Quattro bambini di età tra i 3 e gli undici anni sono morti carbonizzati questa sera all’interno di una baracca del campo nomadi alla periferia di Roma dove vivevano. La tragedia è avvenuta in un’area adiacente la statale Appia Nuova, in prossimità del circolo dell’Acquasanta, intorno alle 20,30. Immediato l’allarme ai vigili del fuoco, intervenuti sul posto con diverse squadre, ma quando le fiamme sono state spente ormai non c’era più nulla da fare per i quattro fratelli, tre maschi e una femmina. All’esterno della baracca c’erano i genitori, impossibilitati ad intervenire contro le fiamme. Sul posto anche polizia e carabinieri per le indagini sulle origini della tragedia.

Il micro-accampamento abusivo di via Appia Nuova era stato censito a dicembre scorso dalla questura. Secondo quanto si apprende, in quattro baracche, vivevano circa 13 persone, tra le quali alcuni bambini. Le baracche si sono spostate per un periodo di tempo per poi tornare al punto di partenza. In una di queste è scoppiato l’incendio che ha provocato la morte di quattro bimbi. A dare origine al rogo pare essere stato un tizzone ancora ardente contenuto in un braciere, utilizzato per riscaldare l’ambiente. Questa almeno è una delle ipotesi avanzata dalla polizia municipale.

E sul posto è intervenuto anche il sindaco di Roma, Gianni Alemanno: “Queste burocrazie maledette che hanno bloccato il nostro piano nomadi hanno prodotto questo effetto – ha detto a caldo – chiedero al governo i poteri affinché il prefetto possa realizzare i campi rom autorizzati a Roma. Dobbiamo costruire campi autorizzati – ha continuato – ben attrezzati e in grado di garantire condizioni di sicurezza per queste persone. A Roma ci sono già tre aree in cui questo è possibile”.  Ipotesi confermate poche ore dopo, quando il sindaco della capitale ha anche affermato di voler dichiarare il lutto cittadino.

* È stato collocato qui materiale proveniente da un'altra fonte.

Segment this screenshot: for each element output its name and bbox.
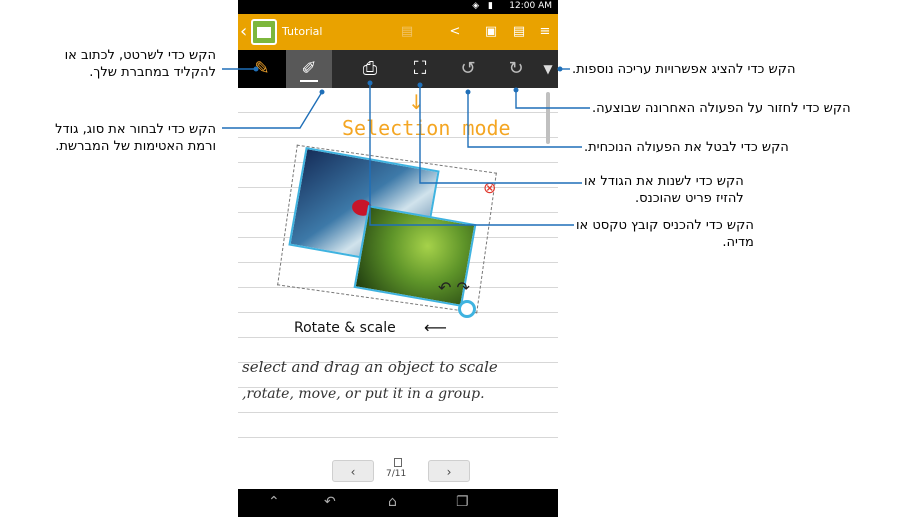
callout-select-line-1: הקש כדי לשנות את הגודל או — [584, 174, 744, 189]
callout-insert-line-1: הקש כדי להכניס קובץ טקסט או — [576, 218, 754, 233]
callout-redo: הקש כדי לחזור על הפעולה האחרונה שבוצעה. — [592, 101, 851, 116]
callout-keyboard: הקש כדי לשרטט, לכתוב או להקליד במחברת של… — [65, 47, 216, 81]
callout-brush-line-2: ורמת האטימות של המברשת. — [55, 139, 216, 154]
callout-keyboard-line-1: הקש כדי לשרטט, לכתוב או — [64, 48, 216, 63]
callout-select-line-2: להזיז פריט שהוכנס. — [634, 191, 744, 206]
callout-insert: הקש כדי להכניס קובץ טקסט או מדיה. — [576, 217, 754, 251]
callout-undo: הקש כדי לבטל את הפעולה הנוכחית. — [584, 140, 789, 155]
callout-select: הקש כדי לשנות את הגודל או להזיז פריט שהו… — [584, 173, 744, 207]
callout-keyboard-line-2: להקליד במחברת שלך. — [89, 65, 216, 80]
callout-insert-line-2: מדיה. — [722, 235, 754, 250]
callout-brush-line-1: הקש כדי לבחור את סוג, גודל — [55, 122, 216, 137]
callout-brush: הקש כדי לבחור את סוג, גודל ורמת האטימות … — [55, 121, 216, 155]
callout-more: הקש כדי להציג אפשרויות עריכה נוספות. — [572, 62, 796, 77]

Duro il commento dell’opposizione in comune: “Il Pd di Roma si stringe attorno alla comunità rom dopo questa orribile ennesima tragedia. La questione rom non va affrontata solo dal punto di vista dell’ordine pubblico, altrimenti succede quello che sta accadendo in questi ultimi tre anni in città: incidenti mortali a ripetizione”. Così Marco Miccoli, segretario del Pd di Roma, che prosegue: “Domani sarà il giorno in cui si valuteranno le responsabilità su questo incredibile dramma. Per ora diciamo soltanto che troviamo paradossale che Alemanno se la prenda con la burocrazia. Ma quando si assumerà le proprie responsabilità il sindaco di Roma?”.